GMXR is a 'Pure Play', E & P Company with one of the most concentrated Haynesville/Bossier (H/B) Horizontal Shale Operations in East Texas. The Company has 355 Bcfe in proved reserves (YE2009), 94% of which are natural gas. The Company's proved reserves are 81% operated and consist of 286 net "Capital Core" H/B Hz un-drilled locations; 16 gross/15.9 net H/B producers and 324 gross/186.9 net Cotton Valley Sand ("CVS") producers; 1,382 net CVS un-drilled locations; and 47 net Travis Peak/Hosston Sands & Pettit producers. These multiple resource layers provide high probability and the potential for repeatable, organic growth.

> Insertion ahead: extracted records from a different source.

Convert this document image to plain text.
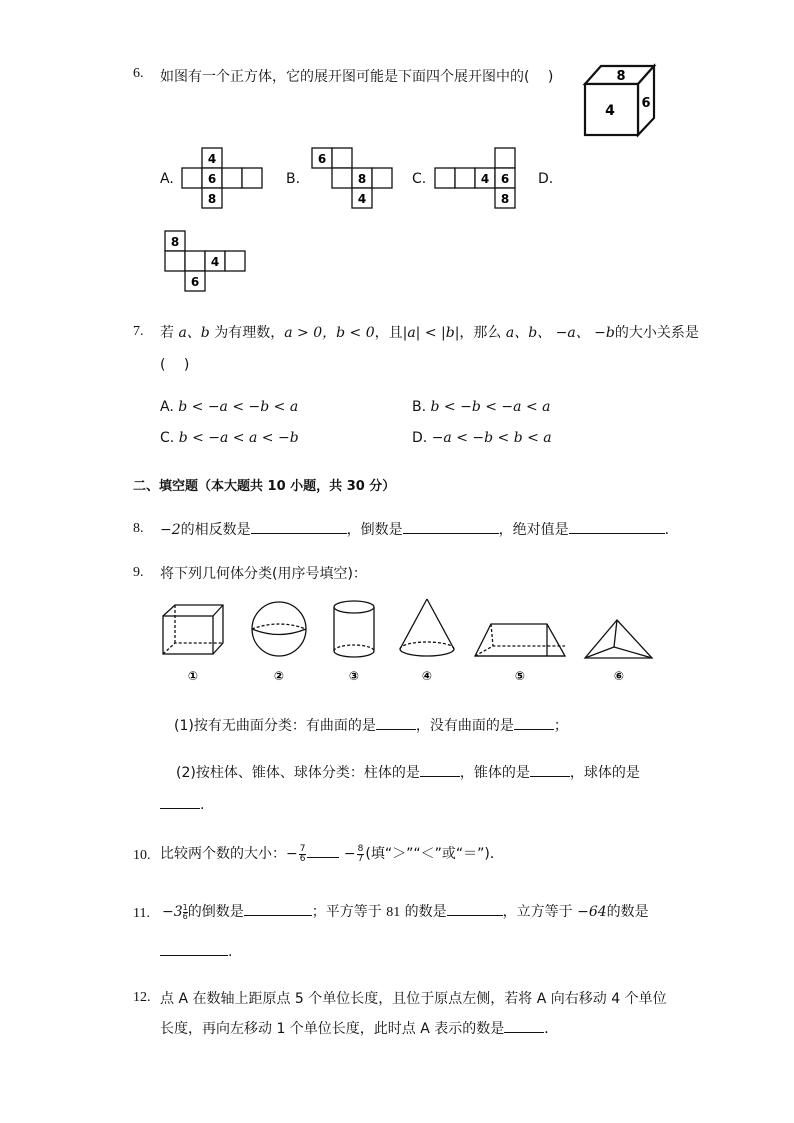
6. 如图有一个正方体，它的展开图可能是下面四个展开图中的(　 )	8
4 6
A.
4
6
8
B.
6
8
4
C.	4 6
8
D.
8
4
6
7. 若 a、b 为有理数，a > 0，b < 0，且|a| < |b|，那么 a、b、 −a、 −b的大小关系是
(　 )
A. b < −a < −b < a	B. b < −b < −a < a
C. b < −a < a < −b	D. −a < −b < b < a
二、填空题（本大题共 10 小题，共 30 分）
8. −2的相反数是	，倒数是	，绝对值是	.
9. 将下列几何体分类(用序号填空)：
①	②	③	④	⑤	⑥
(1)按有无曲面分类：有曲面的是	，没有曲面的是	；
(2)按柱体、锥体、球体分类：柱体的是	，锥体的是	，球体的是
.
10. 比较两个数的大小：− $\frac{7}{6} - \frac{8}{7}$ (填“＞”“＜”或“＝”)．
11. $-3 \frac{1}{6}$的倒数是	；平方等于 81 的数是	，立方等于 −64的数是
.
12. 点 A 在数轴上距原点 5 个单位长度，且位于原点左侧，若将 A 向右移动 4 个单位
长度，再向左移动 1 个单位长度，此时点 A 表示的数是	．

The GMX Resources Inc. logo is available at http://www.globenewswire.com/newsroom/prs/?pkgid=5158

This press release includes certain statements that may be deemed to be "forward-looking statements" within the meaning of Section 27A of the Securities Act of 1933 and Section 21E of the Securities Exchange Act of 1934, as amended. All statements, other than statements of historical facts, included in this press release that address activities, events or developments that the Company expects, believes or anticipates will or may occur in the future are forward-looking statements. They include statements regarding the Company's financing plans and objectives, drilling plans and objectives, related exploration and development costs, number and location of planned wells, reserve estimates and values, statements regarding the quality of the Company's properties and potential reserve and production levels. These statements are based on certain assumptions and analysis made by the Company in light of its experience and perception of historical trends, current conditions, expected future developments, and other factors it believes appropriate in the circumstances, including the assumption that there will be no material change in the operating environment for the Company's properties. Such statements are subject to a number of risks, including but not limited to commodity price risks, drilling and production risks, risks relating to the Company's ability to obtain financing for its planned activities, risks related to weather and unforeseen events, governmental regulatory risks and other risks, many of which are beyond the control of the Company. Reference is made to the Company's reports filed with the Securities and Exchange Commission for a more detailed disclosure of the risks. For all these reasons, actual results or developments may differ materially from those projected in the forward-looking statements.